Karl VI

Karl VI

King of France from 1380 to 1422, from the Valois dynasty
Date of Birth: 03.12.1368
Country: France

  1. Biography of Charles VI of France
  2. Early Reign and Influences
  3. Personal Qualities
  4. Assumption of Power
  5. Mental Illness

Biography of Charles VI of France

Charles VI of France, also known as Charles the Mad, was born in 1368 and reigned as King of France from 1380 to 1422. He belonged to the Valois dynasty and was the son of Charles V and Jeanne of Bourbon. In 1385, he married Isabella, the daughter of Duke Stephen III of Bavaria.

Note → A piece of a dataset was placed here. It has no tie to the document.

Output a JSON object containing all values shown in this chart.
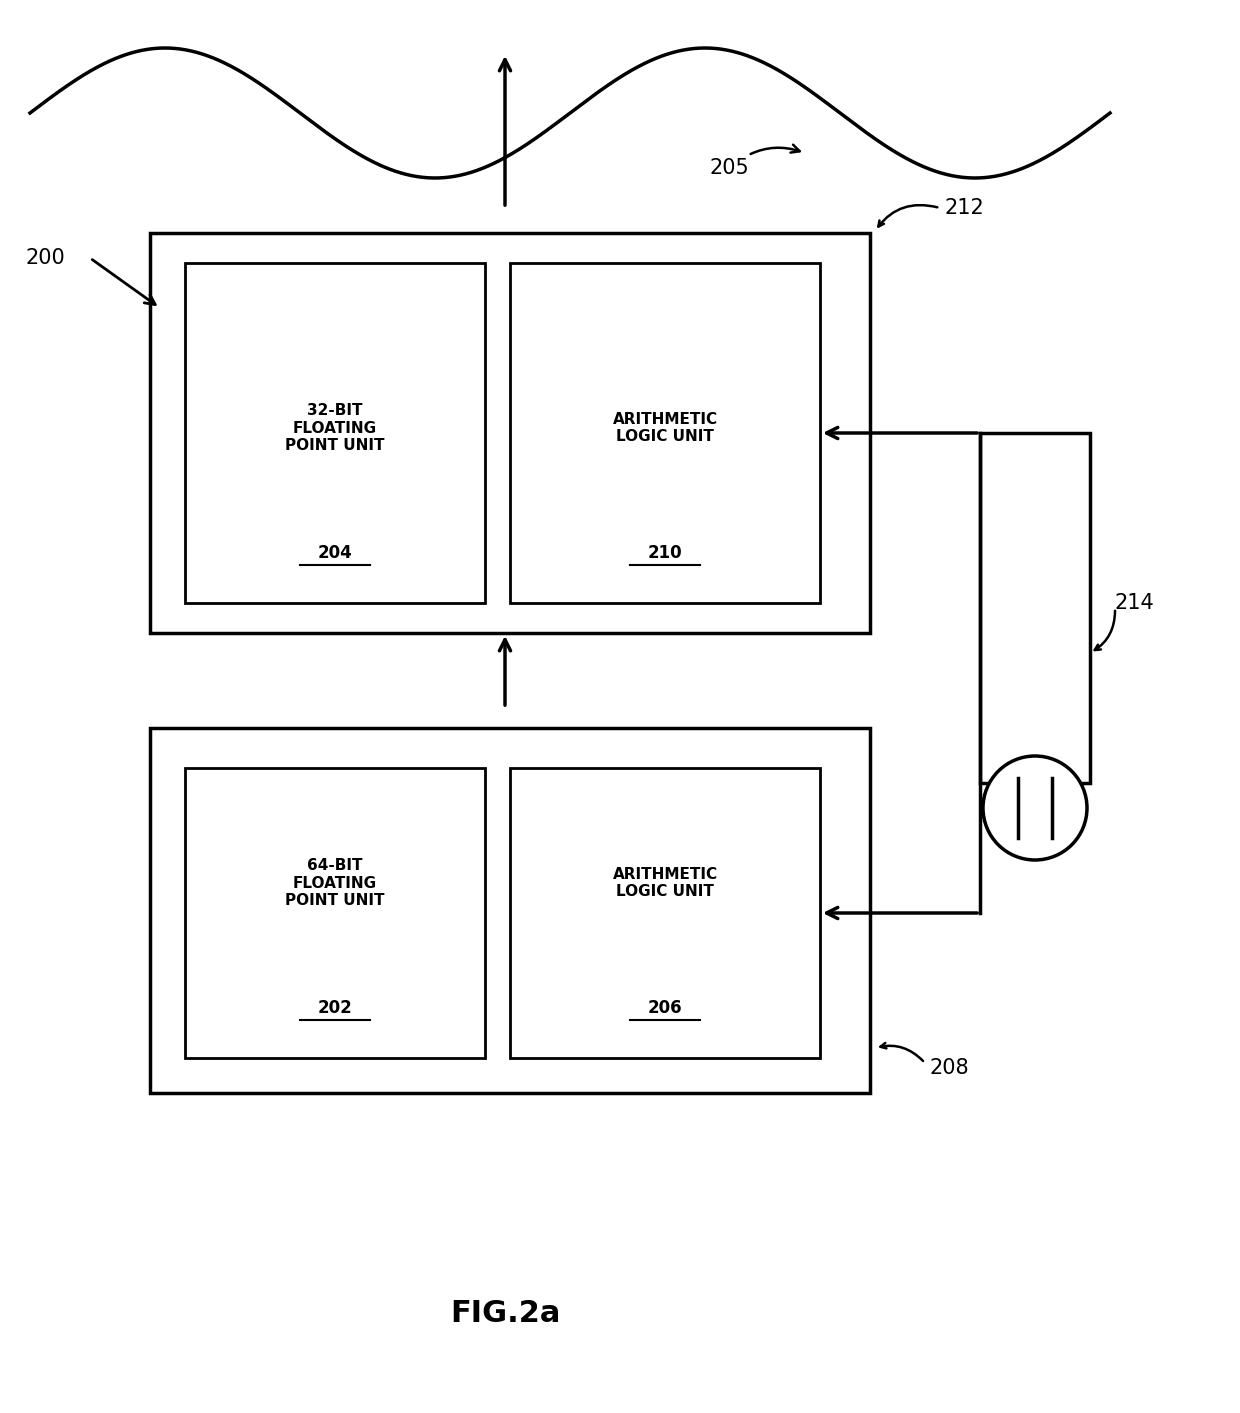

Early Reign and Influences

Charles ascended to the throne at the age of twelve, with power initially being held by his uncles, the Dukes of Anjou, Burgundy, and Berry. This period was marked by popular uprisings, rebellions, and wars with the Flemish. Despite reaching adulthood, Charles remained under the strong influence of the Duke of Burgundy for several years.

Personal Qualities

Charles was a handsome young man with chivalrous manners, passionate, and naturally possessed good qualities such as kindness and friendliness. However, he was raised in a frivolous society and enjoyed lavish and extravagant pleasures. For a long time, he neglected his responsibilities as he indulged in these pursuits.

Assumption of Power

Eventually, Charles noticed that the state was in disarray due to the actions of his uncles and decided to take matters into his own hands. In November 1389, after returning from a campaign in Gelderland, he gathered nobles, clergy, and other important figures to discuss the affairs of the kingdom. After carefully listening to their reports, he sought advice on how to improve the state of the country. Bishop Montagu of Langres suggested that if the king intended to rule in a new way, he should free himself from his previous advisors. Charles liked this advice and dismissed his uncles, replacing them with experienced administrators who had served under his father, such as Constable Clisson, Bishop Montagu, and La Merse.

Mental Illness

Charles, however, quickly lost interest in governance and returned to his unrestrained amusements. He was a highly impressionable young man prone to passionate impulses and interests. His mind was filled with numerous diverse projects, none of which he had the opportunity to implement. Over time, it became apparent that the king's sanity was deteriorating. In 1392, his illness worsened, and he started a war against the Duke of Brittany. During this campaign, his mental disorder escalated into a violent frenzy. Charles charged around, swinging his sword, injuring several of his escorts, and even killing some. Eventually, he was stopped and fell into a prolonged state of unconsciousness. After several months, his sanity returned, and he seemed completely cured of his madness. However, in 1393, during a masquerade, another episode occurred. From then on, his madness increasingly took hold of him. For the last 30 years of his reign, he was effectively unable to govern the country, resulting in immense suffering for the people.